Nixon was paranoid that large numbers of smoke-crazed hippies were gathering at Woodstock and marching on Washington. He recognized them as a political force and he wanted to cut their power. What better way than to deny them the substance that caused them to follow the path of peace and love in the first place?

I went to Woodstock and I marched on Washington in 1969 where we toked up and swayed to the sounds of the Lennon anthem “All We Are Saying, Give Peace a Chance.” As I got older, I stopped smoking both tobacco and marijuana. The MS diagnosis came years later.

I was put on just as many drugs as Mr. Higgins, but the side effects nearly killed me. Then the state I live in voted to legalize medicinal marijuana. I talked to my doctor and she said, why not? You’ve done it before, it’s not new to your system, see how it effects your MS symptoms. So I went to a compassion club and got a few joints.

This was a few years ago. Since then I weaned myself off most of the harsh chemical medications, and I use medpot daily. It keeps my pain manageable, but I can still earn a living and raise a family. The compassion club was closed, so I started growing my own pot.

In fact, I’ve become quite a hydroponic expert, thanks to a company that specializes in helping medical pot users grow their own. Advanced Nutrients Medical is supplying me with 100% organic nutrients for my hydroponic reservoirs, as well as other products that help me grow powerful, large buds.
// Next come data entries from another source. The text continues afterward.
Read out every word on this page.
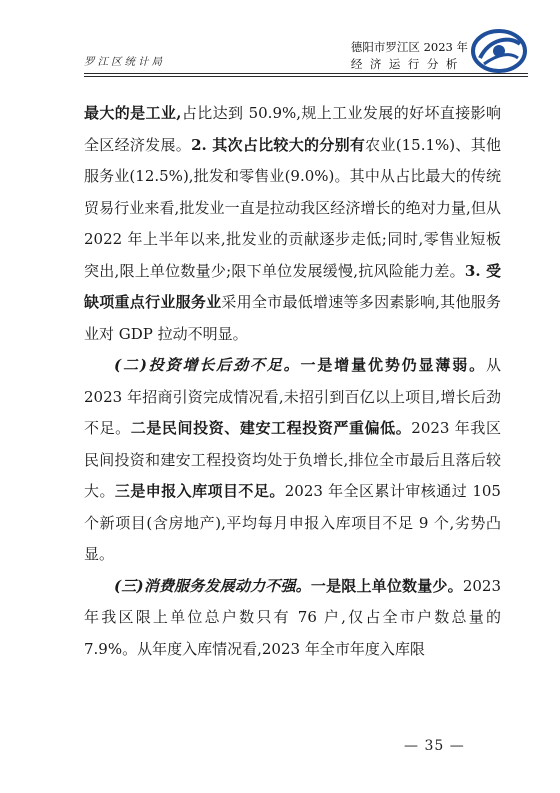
罗江区统计局
德阳市罗江区 2023 年
经济运行分析

最大的是工业,占比达到 50.9%,规上工业发展的好坏直接影响全区经济发展。2. 其次占比较大的分别有农业(15.1%)、其他服务业(12.5%),批发和零售业(9.0%)。其中从占比最大的传统贸易行业来看,批发业一直是拉动我区经济增长的绝对力量,但从 2022 年上半年以来,批发业的贡献逐步走低;同时,零售业短板突出,限上单位数量少;限下单位发展缓慢,抗风险能力差。3. 受缺项重点行业服务业采用全市最低增速等多因素影响,其他服务业对 GDP 拉动不明显。

(二)投资增长后劲不足。一是增量优势仍显薄弱。从 2023 年招商引资完成情况看,未招引到百亿以上项目,增长后劲不足。二是民间投资、建安工程投资严重偏低。2023 年我区民间投资和建安工程投资均处于负增长,排位全市最后且落后较大。三是申报入库项目不足。2023 年全区累计审核通过 105 个新项目(含房地产),平均每月申报入库项目不足 9 个,劣势凸显。

(三)消费服务发展动力不强。一是限上单位数量少。2023 年我区限上单位总户数只有 76 户,仅占全市户数总量的 7.9%。从年度入库情况看,2023 年全市年度入库限

— 35 —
The latest Advanced product that I’ve tried with excellent results is billed as a fermented, hydroponic superfood full of enzymes, called Emerald Shaman. Its enhancing effects made my pot plants perk up and take notice. My daily session with my medicine does not only provide pain-relief and calmed nerves, but also pleasure.

Just because we’re MS patients doesn’t mean we’re not entitled to pleasure. I pray that Shayne Higgins gets his wish and finds another long-term care facility where he is allowed to smoke his medicine on a daily basis.